Hope, stop and then duck. Midair, the legs freeze. Oops…there is no space for landing.
The acrobatics begin as legs and limbs twist. Curses are hissed, faces contort to express sneers. Mercifully, against all hoots and horn blasts, the dangerous River Road crossing ends without any bloodletting.
Welcome to the madness that is Khoja roundabout, the lunatic headquarters of hawkers, touts, pickpockets and all manner of itchy fingers. Noisemakers and other irritants have colonised this patch of town where even the toughest avoid.
There was a time a century ago when the area thrived on controlled chaos. The Lunatic Express would huff and puff as it hurtled from the city on its way to Nakuru, Kisumu and ultimately Uganda.
The presence of the train and its attendant ear-shattering noise as it neared Swamp Road, later named River Road, was a major consideration when the Ismailia Muslims first started constructing a prayer house.
The construction of Nairobi Town Jamatkhana started in 1920, just after Kenya was declared a colony. At the time, British settlers wanted Kenya to be exclusively a white man’s country. The Asians, too, wanted to carve a country for themselves that they could colonise but the likes of Stewart Grogan and Lord Delamere violently rejected the idea.
Back to the prayer house. When the building of the mosque started, the acting governor, Charles Bowring, laid the foundation stone. His successor, Edward Northey, came for the official opening on January 14, 1922.

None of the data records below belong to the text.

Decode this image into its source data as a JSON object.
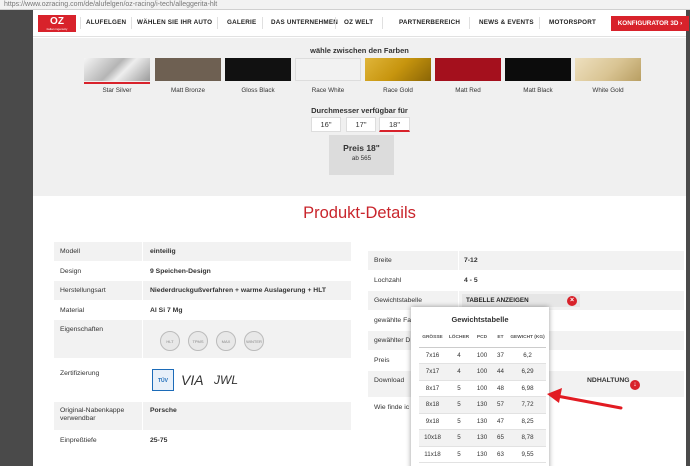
{
  "browser": {
    "url": "https://www.ozracing.com/de/alufelgen/oz-racing/i-tech/alleggerita-hlt"
  },
  "nav": {
    "logo_text": "OZ",
    "logo_sub": "italian ingenuity",
    "items": [
      "ALUFELGEN",
      "WÄHLEN SIE IHR AUTO",
      "GALERIE",
      "DAS UNTERNEHMEN",
      "OZ WELT",
      "PARTNERBEREICH",
      "NEWS & EVENTS",
      "MOTORSPORT"
    ],
    "configurator": "KONFIGURATOR 3D",
    "configurator_arrow": "›"
  },
  "colors": {
    "title": "wähle zwischen den Farben",
    "items": [
      {
        "label": "Star Silver",
        "color": "#c9c9c9",
        "selected": true
      },
      {
        "label": "Matt Bronze",
        "color": "#6e6052",
        "selected": false
      },
      {
        "label": "Gloss Black",
        "color": "#111111",
        "selected": false
      },
      {
        "label": "Race White",
        "color": "#f2f2f2",
        "selected": false
      },
      {
        "label": "Race Gold",
        "color": "#c7950e",
        "selected": false
      },
      {
        "label": "Matt Red",
        "color": "#a4101d",
        "selected": false
      },
      {
        "label": "Matt Black",
        "color": "#0c0c0c",
        "selected": false
      },
      {
        "label": "White Gold",
        "color": "#d9c493",
        "selected": false
      }
    ]
  },
  "diameter": {
    "title": "Durchmesser verfügbar für",
    "options": [
      "16\"",
      "17\"",
      "18\""
    ],
    "selected": "18\""
  },
  "price": {
    "title": "Preis 18\"",
    "sub": "ab 565"
  },
  "details": {
    "title": "Produkt-Details",
    "left": [
      {
        "k": "Modell",
        "v": "einteilig"
      },
      {
        "k": "Design",
        "v": "9 Speichen-Design"
      },
      {
        "k": "Herstellungsart",
        "v": "Niederdruckgußverfahren + warme Auslagerung + HLT"
      },
      {
        "k": "Material",
        "v": "Al Si 7 Mg"
      },
      {
        "k": "Eigenschaften",
        "v": ""
      },
      {
        "k": "Zertifizierung",
        "v": ""
      },
      {
        "k": "Original-Nabenkappe verwendbar",
        "v": "Porsche"
      },
      {
        "k": "Einpreßtiefe",
        "v": "25-75"
      }
    ],
    "cert_marks": [
      "TÜV",
      "VIA",
      "JWL"
    ],
    "props_icons": [
      "HLT",
      "TPMS READY",
      "MAX",
      "WINTER PROOF"
    ],
    "right": [
      {
        "k": "Breite",
        "v": "7-12"
      },
      {
        "k": "Lochzahl",
        "v": "4 - 5"
      },
      {
        "k": "Gewichtstabelle",
        "v": ""
      },
      {
        "k": "gewählte Fa",
        "v": ""
      },
      {
        "k": "gewählter D",
        "v": ""
      },
      {
        "k": "Preis",
        "v": ""
      },
      {
        "k": "Download",
        "v": ""
      },
      {
        "k": "Wie finde ic",
        "v": ""
      }
    ],
    "gewicht_button": "TABELLE ANZEIGEN",
    "close_glyph": "×",
    "download_text": "NDHALTUNG",
    "download_glyph": "↓"
  },
  "weight_table": {
    "title": "Gewichtstabelle",
    "headers": [
      "GRÖSSE",
      "LÖCHER",
      "PCD",
      "ET",
      "GEWICHT (KG)"
    ],
    "rows": [
      [
        "7x16",
        "4",
        "100",
        "37",
        "6,2"
      ],
      [
        "7x17",
        "4",
        "100",
        "44",
        "6,29"
      ],
      [
        "8x17",
        "5",
        "100",
        "48",
        "6,98"
      ],
      [
        "8x18",
        "5",
        "130",
        "57",
        "7,72"
      ],
      [
        "9x18",
        "5",
        "130",
        "47",
        "8,25"
      ],
      [
        "10x18",
        "5",
        "130",
        "65",
        "8,78"
      ],
      [
        "11x18",
        "5",
        "130",
        "63",
        "9,55"
      ]
    ]
  },
  "annotation": {
    "color": "#e21b22"
  }
}
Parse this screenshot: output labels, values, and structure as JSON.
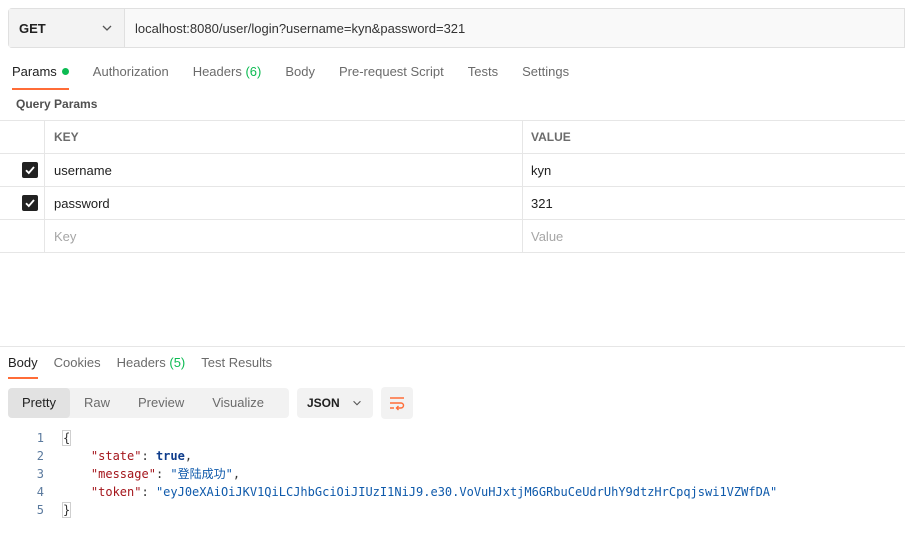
{
  "request": {
    "method": "GET",
    "url": "localhost:8080/user/login?username=kyn&password=321"
  },
  "request_tabs": [
    {
      "label": "Params",
      "active": true,
      "dot": true
    },
    {
      "label": "Authorization"
    },
    {
      "label": "Headers",
      "count": "(6)"
    },
    {
      "label": "Body"
    },
    {
      "label": "Pre-request Script"
    },
    {
      "label": "Tests"
    },
    {
      "label": "Settings"
    }
  ],
  "query_params": {
    "title": "Query Params",
    "headers": {
      "key": "KEY",
      "value": "VALUE"
    },
    "rows": [
      {
        "key": "username",
        "value": "kyn",
        "checked": true
      },
      {
        "key": "password",
        "value": "321",
        "checked": true
      }
    ],
    "placeholder": {
      "key": "Key",
      "value": "Value"
    }
  },
  "response_tabs": [
    {
      "label": "Body",
      "active": true
    },
    {
      "label": "Cookies"
    },
    {
      "label": "Headers",
      "count": "(5)"
    },
    {
      "label": "Test Results"
    }
  ],
  "view_modes": [
    "Pretty",
    "Raw",
    "Preview",
    "Visualize"
  ],
  "active_view_mode": "Pretty",
  "format": "JSON",
  "code": {
    "line_numbers": [
      "1",
      "2",
      "3",
      "4",
      "5"
    ],
    "open_brace": "{",
    "close_brace": "}",
    "fields": [
      {
        "key": "\"state\"",
        "value": "true",
        "kind": "boolean",
        "comma": ","
      },
      {
        "key": "\"message\"",
        "value": "\"登陆成功\"",
        "kind": "string",
        "comma": ","
      },
      {
        "key": "\"token\"",
        "value": "\"eyJ0eXAiOiJKV1QiLCJhbGciOiJIUzI1NiJ9.e30.VoVuHJxtjM6GRbuCeUdrUhY9dtzHrCpqjswi1VZWfDA\"",
        "kind": "string",
        "comma": ""
      }
    ]
  },
  "colors": {
    "accent": "#ff6c37",
    "count_green": "#0cbb52",
    "json_key": "#a4151b",
    "json_string": "#0f5aab"
  }
}
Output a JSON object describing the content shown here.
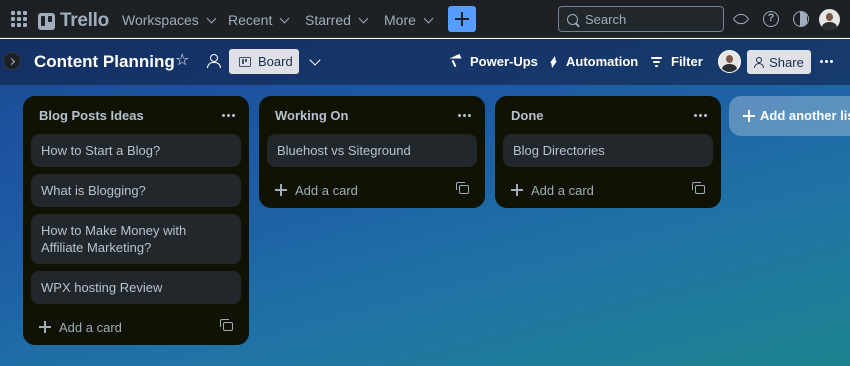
{
  "app": {
    "name": "Trello"
  },
  "topnav": {
    "menus": [
      {
        "label": "Workspaces"
      },
      {
        "label": "Recent"
      },
      {
        "label": "Starred"
      },
      {
        "label": "More"
      }
    ],
    "search_placeholder": "Search",
    "help_glyph": "?"
  },
  "board": {
    "title": "Content Planning",
    "star_glyph": "☆",
    "view_label": "Board",
    "actions": {
      "powerups": "Power-Ups",
      "automation": "Automation",
      "filter": "Filter",
      "share": "Share"
    },
    "add_list_label": "Add another list",
    "background_colors": [
      "#1b4a96",
      "#1f72a7",
      "#1d838f"
    ]
  },
  "lists": [
    {
      "title": "Blog Posts Ideas",
      "cards": [
        {
          "text": "How to Start a Blog?"
        },
        {
          "text": "What is Blogging?"
        },
        {
          "text": "How to Make Money with Affiliate Marketing?"
        },
        {
          "text": "WPX hosting Review"
        }
      ],
      "add_label": "Add a card"
    },
    {
      "title": "Working On",
      "cards": [
        {
          "text": "Bluehost vs Siteground"
        }
      ],
      "add_label": "Add a card"
    },
    {
      "title": "Done",
      "cards": [
        {
          "text": "Blog Directories"
        }
      ],
      "add_label": "Add a card"
    }
  ],
  "icons": [
    "apps-grid-icon",
    "trello-logo-icon",
    "chevron-down-icon",
    "plus-icon",
    "search-icon",
    "bell-icon",
    "help-icon",
    "theme-icon",
    "avatar",
    "sidebar-expand-icon",
    "star-icon",
    "workspace-visibility-icon",
    "board-view-icon",
    "rocket-icon",
    "bolt-icon",
    "filter-icon",
    "add-member-icon",
    "more-icon",
    "card-template-icon"
  ],
  "colors": {
    "accent": "#579dff",
    "list_bg": "#101204",
    "card_bg": "#22272b",
    "nav_bg": "#1d2125"
  }
}
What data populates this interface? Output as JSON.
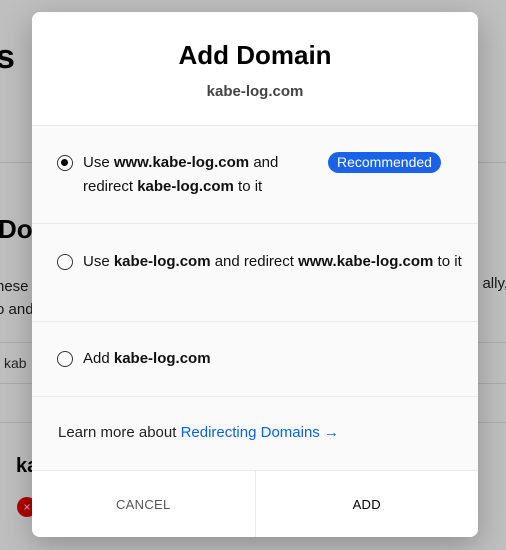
{
  "background": {
    "title_fragment": "s",
    "heading_fragment": "Do",
    "text_left_1": "hese",
    "text_left_2": "o and",
    "text_right": "ally,",
    "row_text": "kab",
    "card_title": "ka",
    "error_icon": "×"
  },
  "modal": {
    "title": "Add Domain",
    "subtitle": "kabe-log.com",
    "options": [
      {
        "pre": "Use ",
        "b1": "www.kabe-log.com",
        "mid": " and redirect ",
        "b2": "kabe-log.com",
        "post": " to it",
        "checked": true
      },
      {
        "pre": "Use ",
        "b1": "kabe-log.com",
        "mid": " and redirect ",
        "b2": "www.kabe-log.com",
        "post": " to it",
        "checked": false
      },
      {
        "pre": "Add ",
        "b1": "kabe-log.com",
        "checked": false
      }
    ],
    "recommended_badge": "Recommended",
    "learn_prefix": "Learn more about ",
    "learn_link": "Redirecting Domains →",
    "cancel_label": "CANCEL",
    "add_label": "ADD"
  },
  "colors": {
    "accent": "#1a62e6",
    "link": "#0a63d8"
  }
}
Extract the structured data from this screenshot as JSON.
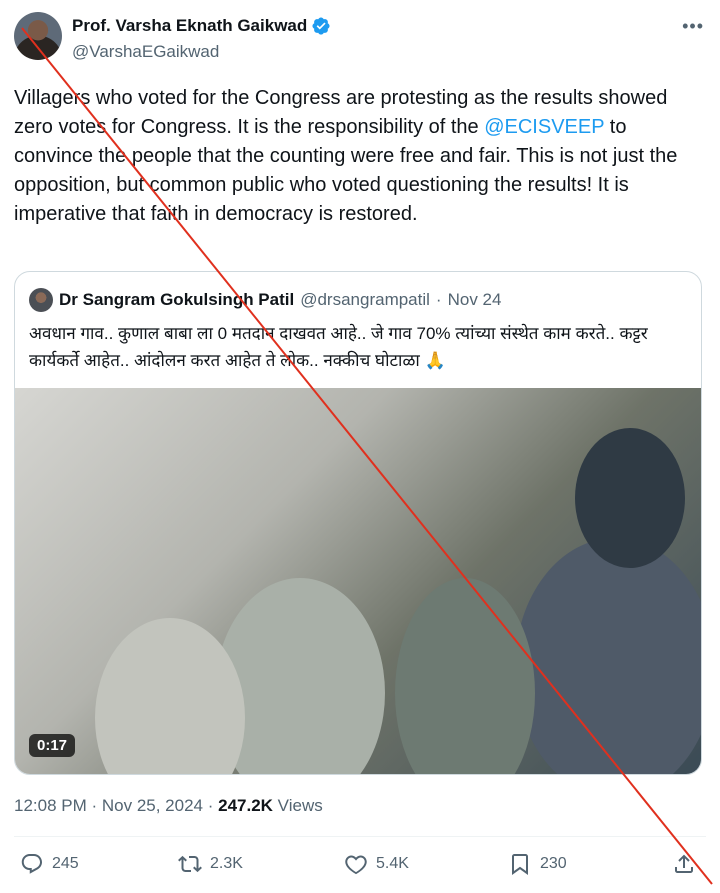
{
  "author": {
    "name": "Prof. Varsha Eknath Gaikwad",
    "handle": "@VarshaEGaikwad"
  },
  "tweet": {
    "text_before": "Villagers who voted for the Congress are protesting as the results showed zero votes for Congress. It is the responsibility of the ",
    "mention": "@ECISVEEP",
    "text_after": " to convince the people that the counting were free and fair. This is not just the opposition, but common public who voted questioning the results! It is imperative that faith in democracy is restored."
  },
  "quote": {
    "name": "Dr Sangram Gokulsingh Patil",
    "handle": "@drsangrampatil",
    "separator": "·",
    "date": "Nov 24",
    "text": "अवधान गाव.. कुणाल बाबा ला 0 मतदान दाखवत आहे.. जे गाव 70% त्यांच्या संस्थेत काम करते.. कट्टर कार्यकर्ते आहेत.. आंदोलन करत आहेत ते लोक.. नक्कीच घोटाळा 🙏",
    "video_duration": "0:17"
  },
  "meta": {
    "time": "12:08 PM",
    "separator1": " · ",
    "date": "Nov 25, 2024",
    "separator2": " · ",
    "views_count": "247.2K",
    "views_label": " Views"
  },
  "actions": {
    "replies": "245",
    "reposts": "2.3K",
    "likes": "5.4K",
    "bookmarks": "230"
  },
  "icons": {
    "verified": "verified-badge-icon",
    "more": "more-icon",
    "reply": "reply-icon",
    "repost": "repost-icon",
    "like": "heart-icon",
    "bookmark": "bookmark-icon",
    "share": "share-icon"
  },
  "colors": {
    "accent": "#1d9bf0",
    "secondary_text": "#536471",
    "overlay_cross": "#e0301e"
  }
}
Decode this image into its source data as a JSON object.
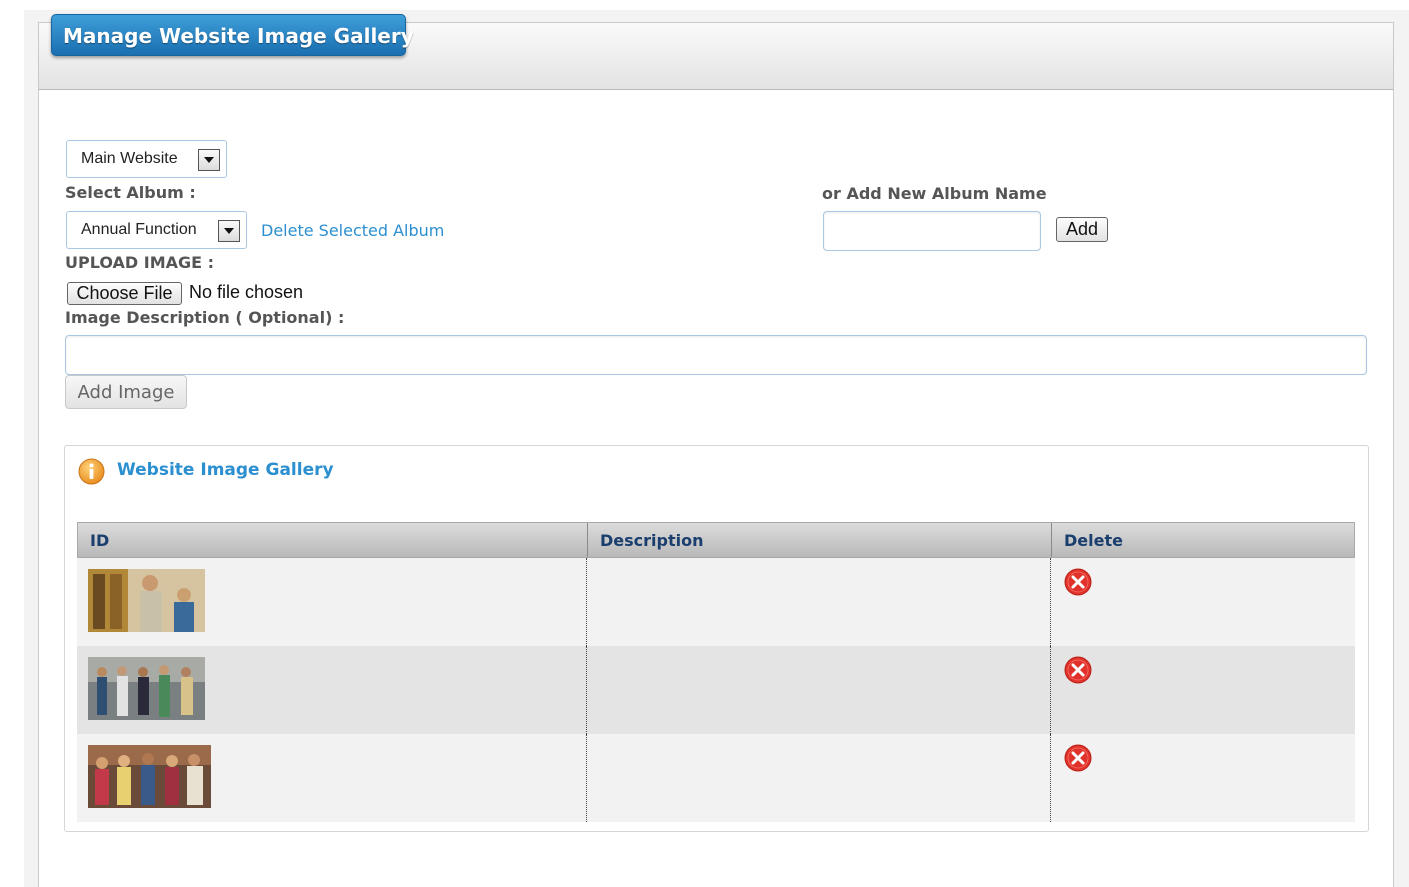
{
  "page": {
    "title": "Manage Website Image Gallery"
  },
  "form": {
    "website_select": "Main Website",
    "select_album_label": "Select Album :",
    "album_select": "Annual Function",
    "delete_album_link": "Delete Selected Album",
    "new_album_label": "or Add New Album Name",
    "new_album_value": "",
    "add_button": "Add",
    "upload_label": "UPLOAD IMAGE :",
    "choose_file_button": "Choose File",
    "file_status": "No file chosen",
    "description_label": "Image Description ( Optional) :",
    "description_value": "",
    "add_image_button": "Add Image"
  },
  "gallery": {
    "title": "Website Image Gallery",
    "columns": [
      "ID",
      "Description",
      "Delete"
    ],
    "rows": [
      {
        "description": "",
        "thumb_scene": "students-at-lockers"
      },
      {
        "description": "",
        "thumb_scene": "group-walking-hallway"
      },
      {
        "description": "",
        "thumb_scene": "students-with-books"
      }
    ]
  },
  "colors": {
    "accent": "#2b8fd0",
    "title_tab": "#1a6fb0",
    "delete_red": "#e0322a",
    "info_orange": "#f5a623"
  }
}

The building was constructed in such a manner that its walls were impervious to the noise from around the city. It is likely that when riots broke out at Kingsway Police Station (currently Central Police Station) on March 14, after the arrest of Harry Thuku, those sheltering in Khoja would not be disturbed by the chaos. In the ensuing melee as Africans rioted, settlers lounging at Norfolk Hotel hunted them down with guns, killing scores.
And just as it blocked out the noise from the Lunatic Express, Khoja mosque has outlived the second World War of the 1940s, the liberation struggle in the 1950s, attempted coups of the 1970s and 1980s, as well as terrorists and bombings in the 1990s, and still stands conspicuously in the ever-changing city skyline.
Today, despite many infrastructural changes in the central business district, Khoja roundabout remains one of the most recognisable reference points in the city.